Do You Store Tomatoes in the Fridge or on the Countertop?

·3 min read
Photo credit: kaorinne - Getty Images
Photo credit: kaorinne - Getty Images

If you've ever wondered how to store tomatoes, you might have considered this question already: Does refrigerating a tomato prolong its shelf life or cause it to turn mealy and bland? The answer is that it depends.

The types of tomatoes out there range from those hefty, gloriously delicious heirloom varieties all the way to the reliable ones you find at the supermarket, but suffice it to say that all tomatoes are at their best when they're firm with a little snap to their skin and a little give to their texture without any mush. That's true whether you're baking a tomato pie or picking out the best tomatoes for homemade salsa—there are tons of tomato recipes to try. A tomato that's just right tastes like summer, which is why Ree Drummond once labeled Caprese Salad her favorite thing on earth: "Simple, but oh so impressive." But a tomato that falls short of being perfectly ripe makes all the difference.
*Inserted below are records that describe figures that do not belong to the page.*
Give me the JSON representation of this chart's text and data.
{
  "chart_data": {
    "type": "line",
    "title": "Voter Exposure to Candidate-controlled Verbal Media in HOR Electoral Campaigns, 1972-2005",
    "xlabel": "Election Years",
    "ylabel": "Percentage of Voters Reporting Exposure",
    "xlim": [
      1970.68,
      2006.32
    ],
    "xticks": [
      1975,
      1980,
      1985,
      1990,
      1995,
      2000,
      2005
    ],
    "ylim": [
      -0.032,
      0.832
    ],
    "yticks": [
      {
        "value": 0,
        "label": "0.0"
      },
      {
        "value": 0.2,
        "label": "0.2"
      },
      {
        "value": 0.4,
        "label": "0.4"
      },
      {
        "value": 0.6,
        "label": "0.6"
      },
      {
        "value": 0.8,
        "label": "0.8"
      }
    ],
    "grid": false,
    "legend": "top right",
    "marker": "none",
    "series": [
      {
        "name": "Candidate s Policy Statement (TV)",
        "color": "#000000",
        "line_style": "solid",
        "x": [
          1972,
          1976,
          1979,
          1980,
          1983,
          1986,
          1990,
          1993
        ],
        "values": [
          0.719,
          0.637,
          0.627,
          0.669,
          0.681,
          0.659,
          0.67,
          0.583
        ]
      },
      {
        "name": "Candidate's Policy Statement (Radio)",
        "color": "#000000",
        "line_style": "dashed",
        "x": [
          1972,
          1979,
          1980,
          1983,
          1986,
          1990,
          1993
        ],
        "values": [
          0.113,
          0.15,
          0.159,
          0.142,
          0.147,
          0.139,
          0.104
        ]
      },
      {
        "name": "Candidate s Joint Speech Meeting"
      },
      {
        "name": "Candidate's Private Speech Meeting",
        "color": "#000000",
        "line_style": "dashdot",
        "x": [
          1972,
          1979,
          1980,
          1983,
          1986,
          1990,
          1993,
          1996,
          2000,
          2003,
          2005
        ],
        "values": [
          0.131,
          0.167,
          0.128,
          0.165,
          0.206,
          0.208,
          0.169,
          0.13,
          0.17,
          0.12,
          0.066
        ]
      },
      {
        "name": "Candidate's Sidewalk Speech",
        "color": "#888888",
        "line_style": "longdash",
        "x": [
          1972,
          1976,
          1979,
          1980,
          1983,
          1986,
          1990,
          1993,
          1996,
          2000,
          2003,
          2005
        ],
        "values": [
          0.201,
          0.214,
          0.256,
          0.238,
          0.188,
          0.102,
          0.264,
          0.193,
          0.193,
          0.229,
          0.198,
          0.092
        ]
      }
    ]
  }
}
So how do you store tomatoes to keep them fresh and not mealy in flavor? Here, we discuss when you should refrigerate them versus keep them on the countertop.

Photo credit: kaorinne - Getty Images
Photo credit: kaorinne - Getty Images

Do tomatoes last longer in the fridge or on the counter?

The easiest solution is to leave tomatoes out at room temperature, letting nature run its course. If you grow tomatoes at home, you already know that the fruit will continue to ripen and age, turning even, if not consumed during its brief window of prime ripeness. This is where the refrigerator comes in handy—if a tomato has reached its prime and there are no plans to use it in dinner that day, move it to the refrigerator, where the chill will slow down its aging process and prevent it from spoiling early.

Should tomatoes be refrigerated?

Yes, but only as a last resort. The reason why refrigeration should only be used for tomatoes reaching their shelf life is because it change the flavor and texture. A chilled tomato should always be given the chance to come back to room temperature, which is where its natural flavor and texture shines. And just to give you something else to think about when it comes to all-things tomato, you never want to chill an underripe tomato. This impedes the tomato's ability to ripen even after being brought back to room temperature. So the only time you want to refrigerate tomatoes are when they've reached their prime—and that's only to buy yourself some time, so you can eat it once you're good and ready.

How do you store cut tomatoes?

Store a tomato that's been cut with the cut side covered, wrapped tightly in plastic wrap, and the leftovers refrigerated. Whatever you do, don't forget about it—a cut tomato begins to degrade immediately. It should keep for a day or two, but not much longer than that.

Any bonus tips for storing tomatoes?

Yes! Store tomatoes stem-side down to prevent moisture-loss, whether at room temperature or chilled in a refrigerator. Moisture escapes from tomatoes via the stem-end, as the tomato skin keeps it all inside.